At STP, the temperature is 273.15 K and the pressure is 1 atmosphere (or 760 torr).
Using the combined gas law equation, which states that (P1 x V1)/(T1) = (P2 x V2)/(T2), let's solve for V2 (the unknown volume at STP).
First, let's convert the initial temperature to Kelvin by adding 273.15 to 30ºC, giving us 303.15 K.
Now, we can set up the equation:
(841 torr x 200 L) / (303.15 K) = (760 torr x V2) / (273.15 K)
Cross-multiplying and simplifying, we find:
(841 torr x 200 L x 273.15 K) / (303.15 K) = 760 torr x V2
Simplifying a bit further, we get:
V2 = (841 torr x 200 L x 273.15 K) / (760 torr x 303.15 K)
Crunching the numbers, I got V2 ≈ 152.41 L.
So, Helium really shrinks down at STP and occupies roughly 152.41 liters. Maybe it's just trying to fit in with the other gases? Who knows!
PV = nRT
where:
P is the pressure of the gas
V is the volume of the gas
n is the number of moles of the gas
R is the ideal gas constant (0.0821 L·atm/mol·K)

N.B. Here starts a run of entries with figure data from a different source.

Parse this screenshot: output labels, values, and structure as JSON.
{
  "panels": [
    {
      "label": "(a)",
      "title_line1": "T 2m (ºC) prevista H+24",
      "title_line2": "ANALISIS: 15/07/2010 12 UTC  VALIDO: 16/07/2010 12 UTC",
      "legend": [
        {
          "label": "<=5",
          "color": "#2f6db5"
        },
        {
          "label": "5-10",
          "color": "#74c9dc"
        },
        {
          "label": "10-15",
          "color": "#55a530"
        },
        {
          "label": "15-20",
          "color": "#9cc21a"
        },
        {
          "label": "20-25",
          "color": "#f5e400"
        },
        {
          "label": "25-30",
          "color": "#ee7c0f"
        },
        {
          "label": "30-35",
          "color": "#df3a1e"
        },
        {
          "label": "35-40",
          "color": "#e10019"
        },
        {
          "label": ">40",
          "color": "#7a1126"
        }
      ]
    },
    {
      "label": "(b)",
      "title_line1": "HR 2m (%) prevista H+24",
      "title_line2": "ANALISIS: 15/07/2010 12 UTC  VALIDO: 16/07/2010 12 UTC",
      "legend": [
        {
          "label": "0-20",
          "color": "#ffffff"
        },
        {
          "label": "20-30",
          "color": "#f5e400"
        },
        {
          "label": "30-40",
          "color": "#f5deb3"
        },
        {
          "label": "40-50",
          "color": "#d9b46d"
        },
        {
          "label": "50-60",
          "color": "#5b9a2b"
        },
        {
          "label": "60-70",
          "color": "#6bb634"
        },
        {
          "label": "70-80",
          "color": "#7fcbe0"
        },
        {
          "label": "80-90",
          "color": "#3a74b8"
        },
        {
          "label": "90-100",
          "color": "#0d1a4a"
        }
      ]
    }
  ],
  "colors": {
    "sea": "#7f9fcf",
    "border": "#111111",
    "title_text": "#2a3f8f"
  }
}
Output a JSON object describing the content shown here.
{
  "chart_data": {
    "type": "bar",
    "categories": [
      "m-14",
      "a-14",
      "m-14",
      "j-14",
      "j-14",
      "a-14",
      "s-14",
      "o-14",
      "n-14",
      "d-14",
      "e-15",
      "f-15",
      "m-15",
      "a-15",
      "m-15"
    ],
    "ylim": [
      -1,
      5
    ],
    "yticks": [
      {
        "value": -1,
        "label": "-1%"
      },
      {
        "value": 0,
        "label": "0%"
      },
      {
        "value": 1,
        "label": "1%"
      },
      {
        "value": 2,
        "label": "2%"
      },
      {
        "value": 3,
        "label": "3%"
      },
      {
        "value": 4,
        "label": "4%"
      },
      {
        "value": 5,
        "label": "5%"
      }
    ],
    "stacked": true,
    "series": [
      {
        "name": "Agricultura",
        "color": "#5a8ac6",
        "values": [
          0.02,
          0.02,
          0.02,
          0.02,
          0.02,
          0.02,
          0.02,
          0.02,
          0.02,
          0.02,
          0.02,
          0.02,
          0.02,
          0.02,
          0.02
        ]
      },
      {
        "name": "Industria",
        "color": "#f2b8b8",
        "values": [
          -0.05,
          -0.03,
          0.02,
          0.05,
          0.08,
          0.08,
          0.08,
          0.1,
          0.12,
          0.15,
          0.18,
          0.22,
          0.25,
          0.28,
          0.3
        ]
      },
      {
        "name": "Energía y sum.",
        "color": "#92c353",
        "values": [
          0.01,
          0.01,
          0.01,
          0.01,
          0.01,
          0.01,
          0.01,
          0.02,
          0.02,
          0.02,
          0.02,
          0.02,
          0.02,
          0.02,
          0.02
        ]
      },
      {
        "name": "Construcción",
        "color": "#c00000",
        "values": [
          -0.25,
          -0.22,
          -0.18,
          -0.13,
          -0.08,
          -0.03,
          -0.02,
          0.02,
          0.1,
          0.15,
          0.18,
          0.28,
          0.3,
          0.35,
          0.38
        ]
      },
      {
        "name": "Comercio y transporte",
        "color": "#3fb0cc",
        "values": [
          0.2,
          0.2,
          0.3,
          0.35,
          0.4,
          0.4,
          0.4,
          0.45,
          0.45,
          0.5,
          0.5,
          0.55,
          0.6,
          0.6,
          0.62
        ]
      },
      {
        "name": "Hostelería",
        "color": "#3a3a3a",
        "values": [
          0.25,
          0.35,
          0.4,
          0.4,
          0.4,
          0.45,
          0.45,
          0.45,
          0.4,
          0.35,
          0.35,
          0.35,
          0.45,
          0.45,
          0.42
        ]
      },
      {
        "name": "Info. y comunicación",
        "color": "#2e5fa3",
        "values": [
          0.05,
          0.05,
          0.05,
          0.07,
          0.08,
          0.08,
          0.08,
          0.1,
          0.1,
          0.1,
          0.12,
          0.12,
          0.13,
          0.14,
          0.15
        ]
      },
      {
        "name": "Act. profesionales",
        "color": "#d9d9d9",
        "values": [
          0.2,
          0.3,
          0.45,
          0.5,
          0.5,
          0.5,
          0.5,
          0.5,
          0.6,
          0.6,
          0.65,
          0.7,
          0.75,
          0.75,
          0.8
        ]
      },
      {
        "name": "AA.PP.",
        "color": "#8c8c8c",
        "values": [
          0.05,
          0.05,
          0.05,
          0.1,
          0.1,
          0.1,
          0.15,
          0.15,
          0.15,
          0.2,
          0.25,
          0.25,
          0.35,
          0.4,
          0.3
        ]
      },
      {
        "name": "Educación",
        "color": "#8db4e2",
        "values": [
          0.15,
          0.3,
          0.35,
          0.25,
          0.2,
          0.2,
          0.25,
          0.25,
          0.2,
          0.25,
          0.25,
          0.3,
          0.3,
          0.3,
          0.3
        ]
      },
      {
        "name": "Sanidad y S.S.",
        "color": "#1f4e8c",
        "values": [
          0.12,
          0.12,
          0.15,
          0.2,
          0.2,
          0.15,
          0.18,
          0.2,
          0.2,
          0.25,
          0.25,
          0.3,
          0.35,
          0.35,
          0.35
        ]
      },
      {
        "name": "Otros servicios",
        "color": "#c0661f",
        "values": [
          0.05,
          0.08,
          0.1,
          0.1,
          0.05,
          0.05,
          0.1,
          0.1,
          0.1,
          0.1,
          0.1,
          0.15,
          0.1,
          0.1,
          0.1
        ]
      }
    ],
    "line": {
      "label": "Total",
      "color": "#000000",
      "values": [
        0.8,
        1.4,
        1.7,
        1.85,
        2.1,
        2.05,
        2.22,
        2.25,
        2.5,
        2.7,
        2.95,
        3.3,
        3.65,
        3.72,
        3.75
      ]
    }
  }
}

T is the temperature of the gas in Kelvin
At STP, the pressure is 1 atmosphere (atm) and the temperature is 273.15 Kelvin (K).
Given:
Initial volume (V1) = 200 L
Initial temperature (T1) = 30 ºC = 30 + 273.15 K
Initial pressure (P1) = 841 torr
First, we need to convert the temperature and pressure to the appropriate units:
P1 = 841 torr converted to atm => P1 = 841 torr / 760 torr/atm = 1.1066 atm
T1 = (30 + 273.15) K = 303.15 K
Now we can calculate the number of moles of helium using the ideal gas law:
PV = nRT
n = (PV) / (RT)
n = (1.1066 atm * 200 L) / (0.0821 L·atm/mol·K * 303.15 K)
n ≈ 9.549 moles
Next, we can use the number of moles and the new pressure and temperature at STP to find the new volume (V2):
P2 = 1 atm
T2 = 273.15 K
Using the ideal gas law equation again, we can solve for V2:
V2 = (n * R * T2) / P2
V2 = (9.549 moles * 0.0821 L·atm/mol·K * 273.15 K) / 1 atm
V2 ≈ 215.6 L
Therefore, the volume of helium at standard temperature and pressure (STP) is approximately 215.6 L.
PV = nRT
Where:
P = pressure
V = volume
n = number of moles
R = ideal gas constant (0.0821 L·atm/mol·K)
T = temperature in Kelvin
First, we need to convert the given temperature from 30ºC to Kelvin:
T(K) = T(ºC) + 273.15
T(K) = 30ºC + 273.15
T(K) = 303.15 K
Next, we can substitute the values into the equation and solve for the number of moles:
n = (PV) / (RT)
n = (841 torr * 200 L) / (0.0821 L·atm/mol·K * 303.15 K)
Now, let's solve for n:
n ≈ 69.52084 mol
Now, we can calculate the new volume (V2) at STP when the pressure (P2) is 1 atmosphere:
P1 * V1 = P2 * V2
(841 torr * 200 L) = (1 atm * V2)
V2 = (841 torr * 200 L) / (1 atm)
V2 = 168,200 torr·L / 1 atm
Since 1 atm is equal to 760 torr, we can simplify further:
V2 = 168,200 torr·L / 760 torr/atm
V2 ≈ 221.58 L
Therefore, the volume of helium at standard temperature and pressure (STP) is approximately 221.58 L.